The total time require for a pipeline to execute

Question

The book says that a total time required for a pipeline with k stages to execute n instructions is as follows.

$T _{k,n} =[pqnk+(1-pq)(k+n-1)] \tau$

p is the probability of encountering a branch instruction.

q is the probability that execution of a branch instruction I causes a jump to a nonconsecutive address.

(Each jump requires the pipeline to be cleared)

However, I can not understand why this makes sense. The formula indicates that

"If there is a branch instruction and is taken, the number of stages is nk. And in the remaining cases, it is (1-pq)(k+n-1)

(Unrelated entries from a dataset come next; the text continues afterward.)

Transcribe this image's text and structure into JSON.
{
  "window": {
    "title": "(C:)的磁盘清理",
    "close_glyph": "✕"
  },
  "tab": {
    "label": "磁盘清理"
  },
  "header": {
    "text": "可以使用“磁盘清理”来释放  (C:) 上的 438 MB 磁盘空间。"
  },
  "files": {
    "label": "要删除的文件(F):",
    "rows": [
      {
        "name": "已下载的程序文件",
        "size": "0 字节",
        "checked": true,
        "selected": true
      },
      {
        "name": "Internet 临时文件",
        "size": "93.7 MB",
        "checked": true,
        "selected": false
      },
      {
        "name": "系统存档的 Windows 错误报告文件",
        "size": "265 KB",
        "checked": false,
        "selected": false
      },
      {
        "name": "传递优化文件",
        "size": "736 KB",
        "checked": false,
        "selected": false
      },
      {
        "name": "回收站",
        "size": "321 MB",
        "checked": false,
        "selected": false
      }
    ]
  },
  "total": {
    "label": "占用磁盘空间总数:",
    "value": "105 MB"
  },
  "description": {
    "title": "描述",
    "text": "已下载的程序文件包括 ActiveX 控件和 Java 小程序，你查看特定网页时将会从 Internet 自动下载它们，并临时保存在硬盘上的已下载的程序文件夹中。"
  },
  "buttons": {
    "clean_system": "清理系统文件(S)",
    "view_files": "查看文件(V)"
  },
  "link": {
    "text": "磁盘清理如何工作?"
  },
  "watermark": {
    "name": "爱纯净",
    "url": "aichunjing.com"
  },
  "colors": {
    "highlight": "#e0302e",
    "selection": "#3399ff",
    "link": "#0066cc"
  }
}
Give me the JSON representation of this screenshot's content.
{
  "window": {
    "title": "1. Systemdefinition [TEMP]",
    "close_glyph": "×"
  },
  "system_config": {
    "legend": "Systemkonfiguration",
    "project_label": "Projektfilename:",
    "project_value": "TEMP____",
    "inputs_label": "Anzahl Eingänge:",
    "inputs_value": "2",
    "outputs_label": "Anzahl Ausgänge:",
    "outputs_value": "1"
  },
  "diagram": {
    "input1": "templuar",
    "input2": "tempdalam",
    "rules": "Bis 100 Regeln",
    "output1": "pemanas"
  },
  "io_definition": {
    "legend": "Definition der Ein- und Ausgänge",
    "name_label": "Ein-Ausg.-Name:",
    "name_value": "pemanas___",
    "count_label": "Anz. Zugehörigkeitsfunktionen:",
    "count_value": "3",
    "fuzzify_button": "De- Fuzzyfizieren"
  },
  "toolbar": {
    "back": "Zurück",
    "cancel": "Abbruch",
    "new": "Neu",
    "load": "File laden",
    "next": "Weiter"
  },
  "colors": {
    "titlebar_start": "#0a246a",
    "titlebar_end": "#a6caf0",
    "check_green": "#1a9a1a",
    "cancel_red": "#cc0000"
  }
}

I can understand the second case, but why is the number of stages nk in the first case? I think that the result of nk stages never occurs unless every instruction is a branch instruction so that the pipeline is cleared every time each instruction is executed. Instructions after a branch instruction which is taken can be executed in the pipeline, so it must be less than nk. What do I miss?

Answer 1

The exact time could be obtained as $\tau\sum p_i\,c_i$ where $p_i$ is the probability of taking $c_i$ cycles. Let's admit that by virtue of linearity, it ends up to be equivalent to $\tau\sum p_i\,C_i$ with two terms, $p_0=pq$, thus $p_1=(1-pq)$. The two terms $C_0$ and $C_1$ must make the formula correct for the extreme cases $pq=1$ and $pq=0$.

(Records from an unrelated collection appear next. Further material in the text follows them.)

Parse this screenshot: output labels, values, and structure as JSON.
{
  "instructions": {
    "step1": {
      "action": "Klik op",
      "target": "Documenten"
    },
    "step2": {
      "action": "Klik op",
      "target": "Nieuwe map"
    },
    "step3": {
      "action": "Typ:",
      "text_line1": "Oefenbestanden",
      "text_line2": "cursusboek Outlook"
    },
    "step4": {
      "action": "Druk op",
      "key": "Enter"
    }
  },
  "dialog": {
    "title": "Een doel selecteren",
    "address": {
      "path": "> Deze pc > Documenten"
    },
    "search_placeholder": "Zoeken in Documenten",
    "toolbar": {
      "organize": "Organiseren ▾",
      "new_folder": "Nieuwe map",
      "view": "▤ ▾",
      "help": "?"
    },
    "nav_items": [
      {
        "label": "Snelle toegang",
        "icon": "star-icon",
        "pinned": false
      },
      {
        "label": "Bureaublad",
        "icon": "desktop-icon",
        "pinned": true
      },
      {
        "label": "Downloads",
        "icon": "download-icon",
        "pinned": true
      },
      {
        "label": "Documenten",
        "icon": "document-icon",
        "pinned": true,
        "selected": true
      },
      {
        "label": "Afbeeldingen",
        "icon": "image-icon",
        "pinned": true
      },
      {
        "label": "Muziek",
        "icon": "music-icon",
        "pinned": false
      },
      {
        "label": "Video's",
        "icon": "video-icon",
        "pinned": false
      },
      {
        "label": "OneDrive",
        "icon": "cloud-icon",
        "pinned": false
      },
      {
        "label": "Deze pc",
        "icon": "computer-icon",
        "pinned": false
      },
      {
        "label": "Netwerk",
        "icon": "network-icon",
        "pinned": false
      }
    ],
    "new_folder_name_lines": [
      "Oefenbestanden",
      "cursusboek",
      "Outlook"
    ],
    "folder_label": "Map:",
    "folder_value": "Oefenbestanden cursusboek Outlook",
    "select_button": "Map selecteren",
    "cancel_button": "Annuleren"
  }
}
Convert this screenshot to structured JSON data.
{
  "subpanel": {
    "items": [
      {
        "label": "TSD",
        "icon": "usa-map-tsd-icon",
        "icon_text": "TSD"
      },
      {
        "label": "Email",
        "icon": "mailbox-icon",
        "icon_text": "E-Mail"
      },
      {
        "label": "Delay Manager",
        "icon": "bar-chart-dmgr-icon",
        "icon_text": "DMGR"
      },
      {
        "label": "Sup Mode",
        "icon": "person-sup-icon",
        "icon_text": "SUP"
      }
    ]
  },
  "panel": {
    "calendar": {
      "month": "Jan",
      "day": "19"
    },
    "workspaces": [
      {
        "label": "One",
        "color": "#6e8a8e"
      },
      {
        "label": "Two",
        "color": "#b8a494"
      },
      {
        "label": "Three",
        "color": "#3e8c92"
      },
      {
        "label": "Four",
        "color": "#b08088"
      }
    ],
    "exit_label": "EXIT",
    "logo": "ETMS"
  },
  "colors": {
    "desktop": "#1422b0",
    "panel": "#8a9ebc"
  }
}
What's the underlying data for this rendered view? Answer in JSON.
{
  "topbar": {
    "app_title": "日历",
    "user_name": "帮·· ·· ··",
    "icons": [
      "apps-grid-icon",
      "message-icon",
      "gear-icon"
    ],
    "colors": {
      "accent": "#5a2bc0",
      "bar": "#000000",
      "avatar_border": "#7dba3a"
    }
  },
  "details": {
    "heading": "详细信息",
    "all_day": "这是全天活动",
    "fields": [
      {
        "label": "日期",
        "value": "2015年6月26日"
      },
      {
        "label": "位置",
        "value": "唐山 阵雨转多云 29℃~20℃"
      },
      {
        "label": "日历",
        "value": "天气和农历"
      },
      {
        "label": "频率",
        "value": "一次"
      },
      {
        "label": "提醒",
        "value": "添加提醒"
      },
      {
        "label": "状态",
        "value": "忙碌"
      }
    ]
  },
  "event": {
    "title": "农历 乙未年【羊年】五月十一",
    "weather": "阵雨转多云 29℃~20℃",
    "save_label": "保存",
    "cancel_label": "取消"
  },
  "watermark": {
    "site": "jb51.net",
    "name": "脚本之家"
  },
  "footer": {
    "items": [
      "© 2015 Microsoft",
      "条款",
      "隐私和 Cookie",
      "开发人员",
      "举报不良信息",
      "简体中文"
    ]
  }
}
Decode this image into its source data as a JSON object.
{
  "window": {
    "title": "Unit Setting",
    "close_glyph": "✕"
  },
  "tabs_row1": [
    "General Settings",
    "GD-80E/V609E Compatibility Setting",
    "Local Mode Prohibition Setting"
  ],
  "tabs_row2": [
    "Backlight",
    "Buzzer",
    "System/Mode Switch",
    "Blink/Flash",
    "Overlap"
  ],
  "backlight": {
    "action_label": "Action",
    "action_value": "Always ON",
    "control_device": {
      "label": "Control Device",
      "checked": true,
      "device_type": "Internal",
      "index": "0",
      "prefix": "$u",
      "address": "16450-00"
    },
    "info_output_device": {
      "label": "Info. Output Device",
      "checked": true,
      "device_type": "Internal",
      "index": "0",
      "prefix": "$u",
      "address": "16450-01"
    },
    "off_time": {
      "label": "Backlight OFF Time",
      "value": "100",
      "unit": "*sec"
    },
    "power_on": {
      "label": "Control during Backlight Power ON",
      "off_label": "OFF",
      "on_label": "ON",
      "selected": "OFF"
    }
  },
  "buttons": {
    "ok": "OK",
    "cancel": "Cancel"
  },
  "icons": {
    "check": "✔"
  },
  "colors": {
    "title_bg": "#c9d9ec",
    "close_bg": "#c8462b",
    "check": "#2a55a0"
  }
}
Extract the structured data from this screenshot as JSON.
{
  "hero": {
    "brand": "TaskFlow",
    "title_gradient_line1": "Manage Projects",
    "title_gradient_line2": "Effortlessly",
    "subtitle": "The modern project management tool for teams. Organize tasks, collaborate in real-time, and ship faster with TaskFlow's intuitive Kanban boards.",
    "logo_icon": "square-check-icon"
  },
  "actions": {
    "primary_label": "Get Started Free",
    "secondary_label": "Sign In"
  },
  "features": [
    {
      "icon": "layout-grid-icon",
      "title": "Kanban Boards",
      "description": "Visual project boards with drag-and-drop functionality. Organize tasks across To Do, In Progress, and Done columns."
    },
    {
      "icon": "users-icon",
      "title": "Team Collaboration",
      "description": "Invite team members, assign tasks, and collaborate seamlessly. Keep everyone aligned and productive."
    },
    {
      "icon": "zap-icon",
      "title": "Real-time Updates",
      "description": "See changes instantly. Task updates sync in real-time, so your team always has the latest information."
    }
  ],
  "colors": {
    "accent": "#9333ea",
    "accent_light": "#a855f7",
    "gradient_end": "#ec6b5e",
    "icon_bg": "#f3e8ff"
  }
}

The $C_0=nk$ term (the question's first case) is the number of cycles it would take to execute the $n$ instructions with each requiring $k$ cycles (because each jumps to a non-consecutive location and requires refilling the $k$ stages).

The $C_1=k+n−1$ term is the number of cycles it would take for linear code (either because there is no branch instruction, or none jumps to a non-consecutive address). The $n$ term is such that each additional instruction adds one cycle, and the other terms are such that for $n=1$, the outcome is the $k$ cycles necessary to fill the $k$ stages of pipeline.